Его заявление, высокомерие сразу настроили– Владимира предвзято, если не сказать враждебно. Как-никак, в старой «Искре» Лубоцкий назван революционером, а этот не читал или мимо ушей пропустил и теперь полагает, что достаточно одной только броской фразы насчет пропасти, как ты должен сразу за эту максиму ухватиться и ринуться сломя голову, как всякий, кто сердцем молод, в новую «Искру», живую и дерзновенную. Н-нет, мидсдарь, спешить не будем.
И опять тупик. «Искра» потому и стала другой, что Ленин оскорбил прежних своих соратников, позволил себе резкие выпады против ветеранов, даже с Плехановым не мог ужиться.
Теперь Плеханов и Мартов пригрели в редакция Троцкого, хотя Георгий Валентинович возмущался его статьями: портят физиономию «Искры». Зато теперь есть кому дерзить и отвечать на выпады Робеспьера-Ленина, уж этот-то за словом в карман не полезет и деликатничать не станет.
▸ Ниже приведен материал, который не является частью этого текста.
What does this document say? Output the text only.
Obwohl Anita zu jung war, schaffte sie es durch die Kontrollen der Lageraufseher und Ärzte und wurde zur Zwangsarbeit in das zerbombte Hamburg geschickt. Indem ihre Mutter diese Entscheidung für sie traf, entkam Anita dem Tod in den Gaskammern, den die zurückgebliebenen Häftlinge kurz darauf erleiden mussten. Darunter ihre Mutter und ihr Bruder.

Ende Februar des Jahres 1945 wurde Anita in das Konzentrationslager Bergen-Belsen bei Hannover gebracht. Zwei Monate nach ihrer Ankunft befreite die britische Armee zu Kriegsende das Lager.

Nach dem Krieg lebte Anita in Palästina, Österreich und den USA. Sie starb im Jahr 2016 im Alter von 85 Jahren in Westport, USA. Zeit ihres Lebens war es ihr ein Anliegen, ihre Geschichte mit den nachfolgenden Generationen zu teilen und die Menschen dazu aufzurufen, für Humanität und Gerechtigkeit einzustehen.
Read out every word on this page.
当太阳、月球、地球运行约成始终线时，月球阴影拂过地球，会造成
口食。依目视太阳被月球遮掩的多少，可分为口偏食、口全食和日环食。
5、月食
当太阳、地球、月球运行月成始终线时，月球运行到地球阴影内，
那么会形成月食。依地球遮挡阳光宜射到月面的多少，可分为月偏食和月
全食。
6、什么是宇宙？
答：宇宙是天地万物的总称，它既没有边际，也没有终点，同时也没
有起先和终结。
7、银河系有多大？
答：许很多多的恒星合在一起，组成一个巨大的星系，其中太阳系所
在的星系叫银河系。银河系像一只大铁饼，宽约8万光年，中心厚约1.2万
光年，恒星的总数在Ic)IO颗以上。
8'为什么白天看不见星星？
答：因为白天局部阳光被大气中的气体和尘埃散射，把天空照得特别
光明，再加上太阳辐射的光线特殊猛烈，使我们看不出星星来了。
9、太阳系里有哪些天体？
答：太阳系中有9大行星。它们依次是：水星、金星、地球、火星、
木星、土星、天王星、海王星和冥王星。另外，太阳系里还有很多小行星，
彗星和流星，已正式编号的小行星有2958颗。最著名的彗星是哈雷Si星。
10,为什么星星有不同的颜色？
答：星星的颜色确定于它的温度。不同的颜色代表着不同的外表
Тоже агент. Шестерка по масти с тузом. Даже с двумя сразу. Он неприятен Владимиру, но это не должно бросать тень на Плеханова, который, между прочим, сказал: вина за раскол в партии лежит целиком на Ленине.
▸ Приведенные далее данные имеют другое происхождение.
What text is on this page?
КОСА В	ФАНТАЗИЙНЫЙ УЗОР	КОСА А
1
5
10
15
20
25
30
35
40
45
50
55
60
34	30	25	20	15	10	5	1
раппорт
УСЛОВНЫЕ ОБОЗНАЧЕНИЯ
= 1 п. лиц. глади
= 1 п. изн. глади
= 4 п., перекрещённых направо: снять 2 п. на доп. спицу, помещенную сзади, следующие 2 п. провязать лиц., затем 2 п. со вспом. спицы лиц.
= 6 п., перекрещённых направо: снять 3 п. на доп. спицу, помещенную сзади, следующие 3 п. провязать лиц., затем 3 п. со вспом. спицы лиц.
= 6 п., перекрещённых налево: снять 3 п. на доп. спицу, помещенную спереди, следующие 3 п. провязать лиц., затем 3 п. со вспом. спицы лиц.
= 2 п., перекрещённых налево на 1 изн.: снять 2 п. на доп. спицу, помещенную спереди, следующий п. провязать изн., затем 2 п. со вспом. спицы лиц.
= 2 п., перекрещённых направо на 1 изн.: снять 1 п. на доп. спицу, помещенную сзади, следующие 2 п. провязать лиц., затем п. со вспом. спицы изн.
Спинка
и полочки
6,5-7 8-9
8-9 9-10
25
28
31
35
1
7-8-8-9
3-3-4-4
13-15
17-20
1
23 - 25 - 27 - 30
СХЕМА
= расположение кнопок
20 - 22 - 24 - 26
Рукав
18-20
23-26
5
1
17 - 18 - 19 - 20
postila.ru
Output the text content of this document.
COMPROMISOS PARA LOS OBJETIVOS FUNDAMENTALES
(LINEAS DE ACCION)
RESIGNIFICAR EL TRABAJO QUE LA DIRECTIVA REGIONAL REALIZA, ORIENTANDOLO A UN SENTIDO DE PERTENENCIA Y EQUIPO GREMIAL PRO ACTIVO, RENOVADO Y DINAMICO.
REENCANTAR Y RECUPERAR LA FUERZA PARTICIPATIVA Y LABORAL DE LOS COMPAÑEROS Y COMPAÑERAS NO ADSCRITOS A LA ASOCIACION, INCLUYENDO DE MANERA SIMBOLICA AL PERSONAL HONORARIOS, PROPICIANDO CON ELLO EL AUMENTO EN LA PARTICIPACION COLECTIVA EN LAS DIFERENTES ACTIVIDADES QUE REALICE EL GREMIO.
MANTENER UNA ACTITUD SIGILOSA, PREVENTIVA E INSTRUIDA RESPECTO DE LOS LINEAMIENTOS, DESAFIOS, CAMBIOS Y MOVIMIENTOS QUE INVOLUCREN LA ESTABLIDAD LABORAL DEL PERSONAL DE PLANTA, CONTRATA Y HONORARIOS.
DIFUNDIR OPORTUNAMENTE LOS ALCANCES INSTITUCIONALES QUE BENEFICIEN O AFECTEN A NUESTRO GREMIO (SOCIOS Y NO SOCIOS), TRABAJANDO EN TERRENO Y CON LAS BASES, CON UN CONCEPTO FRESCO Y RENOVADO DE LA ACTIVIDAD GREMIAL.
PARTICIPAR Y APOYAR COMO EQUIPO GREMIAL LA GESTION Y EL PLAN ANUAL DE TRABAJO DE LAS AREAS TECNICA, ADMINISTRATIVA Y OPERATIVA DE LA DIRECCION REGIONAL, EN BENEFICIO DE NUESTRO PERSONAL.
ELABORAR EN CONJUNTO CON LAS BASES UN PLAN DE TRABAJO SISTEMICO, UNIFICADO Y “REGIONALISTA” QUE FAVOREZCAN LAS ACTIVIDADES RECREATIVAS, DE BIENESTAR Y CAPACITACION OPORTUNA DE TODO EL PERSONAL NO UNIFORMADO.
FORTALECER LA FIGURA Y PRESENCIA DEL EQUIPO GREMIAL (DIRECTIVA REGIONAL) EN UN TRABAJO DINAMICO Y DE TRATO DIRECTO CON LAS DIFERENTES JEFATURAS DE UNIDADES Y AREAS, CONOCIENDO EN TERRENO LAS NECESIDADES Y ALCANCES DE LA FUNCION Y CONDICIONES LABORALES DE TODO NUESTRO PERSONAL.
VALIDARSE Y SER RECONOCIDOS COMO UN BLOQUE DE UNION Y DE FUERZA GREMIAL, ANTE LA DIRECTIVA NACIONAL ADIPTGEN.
Разговор предстоит серьезный. Владимир – свежий человек в Женеве, не предубежденный, не вовлеченный никуда и никем, он, можно сказать, социал-демократ в чистом виде, вне фракций, вне группировок. И потому у него есть моральное право явиться к Ленину с упреком: что вы делаете? Кому на пользу? И в его упреке прозвучит голос многих социал-демократов из далекой России, которые вынуждены с огорчением наблюдать за свалкой здесь. Действительно, было бы болото…
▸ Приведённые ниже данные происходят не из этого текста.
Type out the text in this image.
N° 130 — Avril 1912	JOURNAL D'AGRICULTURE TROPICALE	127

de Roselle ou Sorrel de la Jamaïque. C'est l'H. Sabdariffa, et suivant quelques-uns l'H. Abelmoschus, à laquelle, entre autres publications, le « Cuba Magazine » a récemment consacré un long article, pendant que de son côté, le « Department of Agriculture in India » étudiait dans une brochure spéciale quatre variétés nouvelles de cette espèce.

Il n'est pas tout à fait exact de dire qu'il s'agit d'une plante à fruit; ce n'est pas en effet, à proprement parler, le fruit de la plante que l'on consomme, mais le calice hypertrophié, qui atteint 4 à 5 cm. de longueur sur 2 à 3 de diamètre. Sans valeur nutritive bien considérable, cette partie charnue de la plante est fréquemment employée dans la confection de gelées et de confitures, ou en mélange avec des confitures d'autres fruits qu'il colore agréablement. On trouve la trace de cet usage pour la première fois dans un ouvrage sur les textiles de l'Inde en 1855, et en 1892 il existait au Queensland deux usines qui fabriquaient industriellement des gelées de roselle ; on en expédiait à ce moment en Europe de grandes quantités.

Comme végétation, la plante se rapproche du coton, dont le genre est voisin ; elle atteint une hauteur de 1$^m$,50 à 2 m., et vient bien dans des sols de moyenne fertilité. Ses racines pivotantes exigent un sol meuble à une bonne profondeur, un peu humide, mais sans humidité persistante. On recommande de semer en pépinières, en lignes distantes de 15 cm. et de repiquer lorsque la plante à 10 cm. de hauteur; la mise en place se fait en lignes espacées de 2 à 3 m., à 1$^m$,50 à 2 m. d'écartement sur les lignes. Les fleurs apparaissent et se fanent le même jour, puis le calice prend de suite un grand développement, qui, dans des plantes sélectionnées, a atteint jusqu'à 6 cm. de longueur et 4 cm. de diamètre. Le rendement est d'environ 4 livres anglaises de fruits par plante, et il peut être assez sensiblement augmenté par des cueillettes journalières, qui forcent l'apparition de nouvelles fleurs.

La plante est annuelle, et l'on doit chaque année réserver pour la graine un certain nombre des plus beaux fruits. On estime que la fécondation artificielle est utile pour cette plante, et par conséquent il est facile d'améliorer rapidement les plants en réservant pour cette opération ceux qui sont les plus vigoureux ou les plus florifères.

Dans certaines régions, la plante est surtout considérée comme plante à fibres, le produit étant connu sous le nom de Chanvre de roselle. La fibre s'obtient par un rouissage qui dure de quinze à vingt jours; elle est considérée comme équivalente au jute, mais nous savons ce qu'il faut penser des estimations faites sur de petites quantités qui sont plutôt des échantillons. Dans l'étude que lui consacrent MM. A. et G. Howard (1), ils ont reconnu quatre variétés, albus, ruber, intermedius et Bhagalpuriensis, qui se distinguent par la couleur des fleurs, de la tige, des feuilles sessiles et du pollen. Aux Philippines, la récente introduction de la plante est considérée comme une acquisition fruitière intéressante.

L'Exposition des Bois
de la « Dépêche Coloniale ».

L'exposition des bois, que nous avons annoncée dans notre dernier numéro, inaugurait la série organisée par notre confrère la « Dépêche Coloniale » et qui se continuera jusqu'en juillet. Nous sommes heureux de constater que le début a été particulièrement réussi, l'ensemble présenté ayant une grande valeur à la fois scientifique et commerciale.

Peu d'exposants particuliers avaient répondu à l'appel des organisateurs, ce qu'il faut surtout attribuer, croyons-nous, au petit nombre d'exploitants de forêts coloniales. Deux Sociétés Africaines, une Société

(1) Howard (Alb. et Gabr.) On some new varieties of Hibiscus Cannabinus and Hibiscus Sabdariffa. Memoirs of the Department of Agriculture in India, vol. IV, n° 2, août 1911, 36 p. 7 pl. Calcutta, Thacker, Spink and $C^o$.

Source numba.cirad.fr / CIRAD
– Завтра иду к Ленину, – объявил он Дану торжественно.
– А чему радуешься?
– Появилось дело: убедить человека в неправильности его позиции.
– А без тебя его не убеждали?
– Все здешние погрязли в склоке, у всех эмигрантские между собой счеты, он никому не поверит, а я человек со стороны. Мне легче убедить его.
Дан рассмеялся:
– «Убедить Ленина». Его топором не убедишь. «Человек со стороны». Настолько со стороны, что ни к тыну тебя, ни к пряслу. Я уверен, с эсдеками тебе вообще не по пути. Ты молод, не любишь пустых слов, жаждешь дела, но вцепился ты в этих теоретиков, как пес в онучу, в то время как здесь колоссальные возможности выбора.
– Вот я и выбираю.
– Не там, юноша, не там. Есть такая притча: вырос лев в овечьем стаде и не знал своих сил до того момента, пока ему не открыли глаза на его природу другие львы. Вот чего тебе не хватает – львов. Как видишь, я тебя высоко ставлю. А львов здесь предостаточно.
– Одного видел, Троцкого.
– Я тебе дело говорю! – вспылил Дан. – Здесь Кропоткин и Савинков, Чернов и Брешко-Брешковская, Махайский, на худой конец, а не только Плеханов да Ленин.
– Ян Махайский? – удивился Владимир.
– Он самый. Падал здесь труд «Умственный рабочий». Суть: надо вешать интеллигенцию, пока не поздно, как главного врага рабочего. Тоже эсдек, твои соратник. А что тебя так удивило?
– Я не думал, что на самом деле есть такой. То есть слышал, но… Хотя он и содействовал моему побегу.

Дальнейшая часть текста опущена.